The Wall Street Journal reports on how the recession has prompted businesses to shift away from strategic plans to more flexible strategy reviews and quick decision-making:
Office Depot Inc., for example, began updating its annual budget every month, starting in early 2009. “This downturn has changed the way we will think about our business for many years to come,” says Steve Odland, Office Depot’s chairman and chief executive.
Amid the slowing economy in early 2008, [Chief Executive Myron E. “Mike”] Ullman realized that “there’s no way you can have all gun barrels blazing.” So he devised a tentative “bridge” plan that lasted through 2009. “We hit the pause button on a lot of things,” he explains, while speeding up efforts to woo customers in fresh ways such as through social-networking sites. Mr. Ullman says the bridge plan succeeded, and he cites Penney’s improved margins and lack of layoffs.

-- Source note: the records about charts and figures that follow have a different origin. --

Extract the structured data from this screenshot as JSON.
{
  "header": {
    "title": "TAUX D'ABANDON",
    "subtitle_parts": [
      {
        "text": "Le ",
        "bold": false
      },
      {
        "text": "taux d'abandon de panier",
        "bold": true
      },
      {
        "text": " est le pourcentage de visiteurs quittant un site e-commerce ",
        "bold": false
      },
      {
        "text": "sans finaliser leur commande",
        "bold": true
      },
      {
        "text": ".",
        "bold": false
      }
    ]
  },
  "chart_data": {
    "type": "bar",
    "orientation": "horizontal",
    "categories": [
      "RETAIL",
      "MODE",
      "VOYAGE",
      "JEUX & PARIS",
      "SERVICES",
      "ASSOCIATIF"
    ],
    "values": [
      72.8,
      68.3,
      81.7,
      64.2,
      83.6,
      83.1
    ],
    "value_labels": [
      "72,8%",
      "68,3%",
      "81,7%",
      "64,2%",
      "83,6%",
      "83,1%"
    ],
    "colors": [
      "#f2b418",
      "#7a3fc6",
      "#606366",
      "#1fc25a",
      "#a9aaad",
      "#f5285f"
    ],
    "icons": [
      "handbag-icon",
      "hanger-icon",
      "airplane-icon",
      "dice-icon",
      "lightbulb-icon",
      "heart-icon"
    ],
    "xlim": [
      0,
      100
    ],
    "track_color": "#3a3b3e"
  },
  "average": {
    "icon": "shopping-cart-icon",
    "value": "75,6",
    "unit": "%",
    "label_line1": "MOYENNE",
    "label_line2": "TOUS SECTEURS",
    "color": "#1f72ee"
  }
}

[Chief Executive John] Sztykiel inaugurated a three-year strategic plan that he and his lieutenants update every month. The Spartan CEO has started to see a payoff. In November, the company agreed to buy Utilimaster Corp., a maker of delivery vans and custom chassis, for $45 million. Mr. Sztykiel is sure the deal wouldn’t have crossed his radar in time if he had stuck with quarterly strategy reviews.